A musician with ties to President Obama’s former controversial pastor, Rev. Jeremiah Wright, will take center stage Wednesday night when Obama hosts a poetry ceremony at the White House featuring rapper and actor Common.
Common, a socially-conscious lyricist whose real name is Lonnie Rashid Lynn, Jr., has defended the retired pastor, and also has unleashed lyrical attacks on former President George W. Bush that have been criticized by conservatives.
Common is not known as a gangsta rapper, but some of his songs and poems feature violent imagery. In one poem, he called for the metaphorical burning of President George W. Bush — a “burning Bush.”
The White House did not return calls seeking comment for this story.
Obama most likely met Common at Trinity United Church of Christ, a church that Obama attended for 20 years and Common grew up attending.
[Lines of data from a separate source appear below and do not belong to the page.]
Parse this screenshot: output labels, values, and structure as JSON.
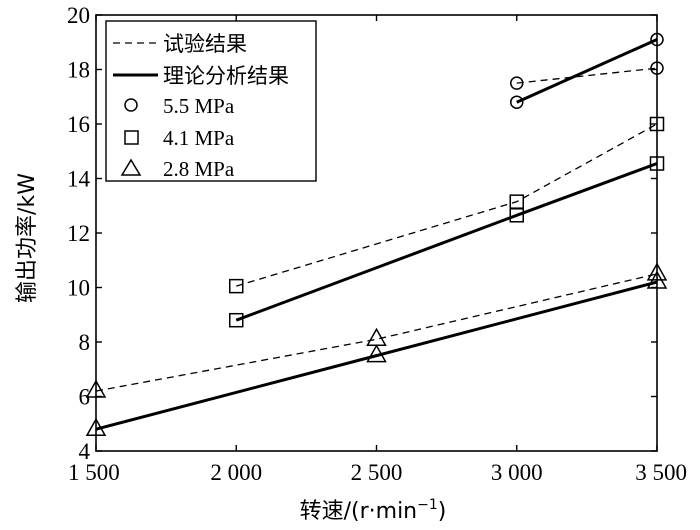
{
  "chart_data": {
    "type": "line",
    "xlabel": "转速/(r·min",
    "xlabel_sup": "−1",
    "xlabel_close": ")",
    "ylabel": "输出功率/kW",
    "xlim": [
      1500,
      3500
    ],
    "ylim": [
      4,
      20
    ],
    "x_ticks": [
      1500,
      2000,
      2500,
      3000,
      3500
    ],
    "x_tick_labels": [
      "1 500",
      "2 000",
      "2 500",
      "3 000",
      "3 500"
    ],
    "y_ticks": [
      4,
      6,
      8,
      10,
      12,
      14,
      16,
      18,
      20
    ],
    "y_tick_labels": [
      "4",
      "6",
      "8",
      "10",
      "12",
      "14",
      "16",
      "18",
      "20"
    ],
    "grid": false,
    "legend_position": "top-left",
    "legend": {
      "line_entries": [
        {
          "label": "试验结果",
          "style": "dashed"
        },
        {
          "label": "理论分析结果",
          "style": "solid"
        }
      ],
      "marker_entries": [
        {
          "label": "5.5 MPa",
          "marker": "circle"
        },
        {
          "label": "4.1 MPa",
          "marker": "square"
        },
        {
          "label": "2.8 MPa",
          "marker": "triangle"
        }
      ]
    },
    "series": [
      {
        "pressure": "5.5 MPa",
        "kind": "试验结果",
        "style": "dashed",
        "marker": "circle",
        "x": [
          3000,
          3500
        ],
        "y": [
          17.5,
          18.05
        ]
      },
      {
        "pressure": "5.5 MPa",
        "kind": "理论分析结果",
        "style": "solid",
        "marker": "circle",
        "x": [
          3000,
          3500
        ],
        "y": [
          16.8,
          19.1
        ]
      },
      {
        "pressure": "4.1 MPa",
        "kind": "试验结果",
        "style": "dashed",
        "marker": "square",
        "x": [
          2000,
          3000,
          3500
        ],
        "y": [
          10.05,
          13.15,
          16.0
        ]
      },
      {
        "pressure": "4.1 MPa",
        "kind": "理论分析结果",
        "style": "solid",
        "marker": "square",
        "x": [
          2000,
          3000,
          3500
        ],
        "y": [
          8.8,
          12.65,
          14.55
        ]
      },
      {
        "pressure": "2.8 MPa",
        "kind": "试验结果",
        "style": "dashed",
        "marker": "triangle",
        "x": [
          1500,
          2500,
          3500
        ],
        "y": [
          6.2,
          8.1,
          10.5
        ]
      },
      {
        "pressure": "2.8 MPa",
        "kind": "理论分析结果",
        "style": "solid",
        "marker": "triangle",
        "x": [
          1500,
          2500,
          3500
        ],
        "y": [
          4.8,
          7.5,
          10.2
        ]
      }
    ]
  }
}
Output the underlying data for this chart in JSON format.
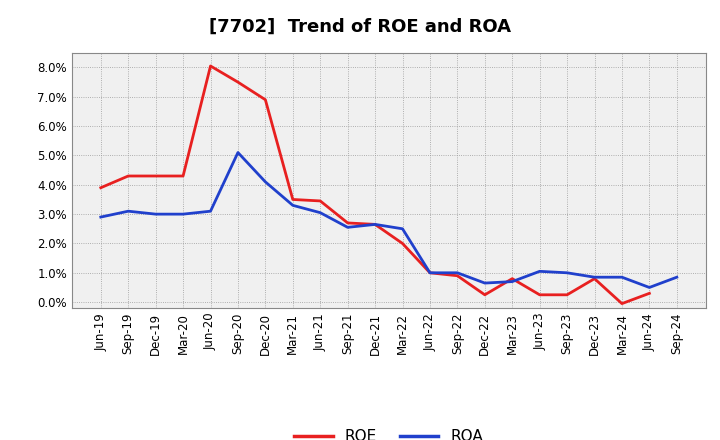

Wright retired as pastor there in 2008, the same year that Obama ended his relationship with Wright after videos of his explosive sermons became a campaign issue.
In the sermons, Wright accused the U.S. government of racism and in the days after the Sept. 11 terrorist attacks, he said “America’s chickens are coming home to roost” after it dropped atomic bombs on Japan and “supported state terrorism against Palestinians and black South Africans.”
Obama initially defended Wright but later cut ties with him when Wright continued to make inflammatory comments.
But Common defended Wright.
“He never really was against white people or another race,” Common told Electronic Urban Report in 2008. “It was more against an establishment that was oppressing people. I think we all can see that this country has problems and a lot of it starts in the political system.”
Common said during the 2008 presidential race that Wright’s sermons were filled with love, not hate.
“What I picked up from the pews…was messages of love,” he said. “Anything that was going on against that love he would acknowledge and expose. He’s been a preacher that’s helped raise one of the greatest political figures in the world, and hopefully, the next president. He’s also raised one of the greatest rappers in the world.”
In a 2007 poem entitled “A Letter to the Law,” Common railed against the U.S. invasion of Iraq invasion while urban areas were being neglected.
“Seeing a fiend being hung/With that happening, why they messing with Saddam?
“Burn a Bush ’cause for peace he no push no button/Killing over oil and grease/no weapons of destruction.”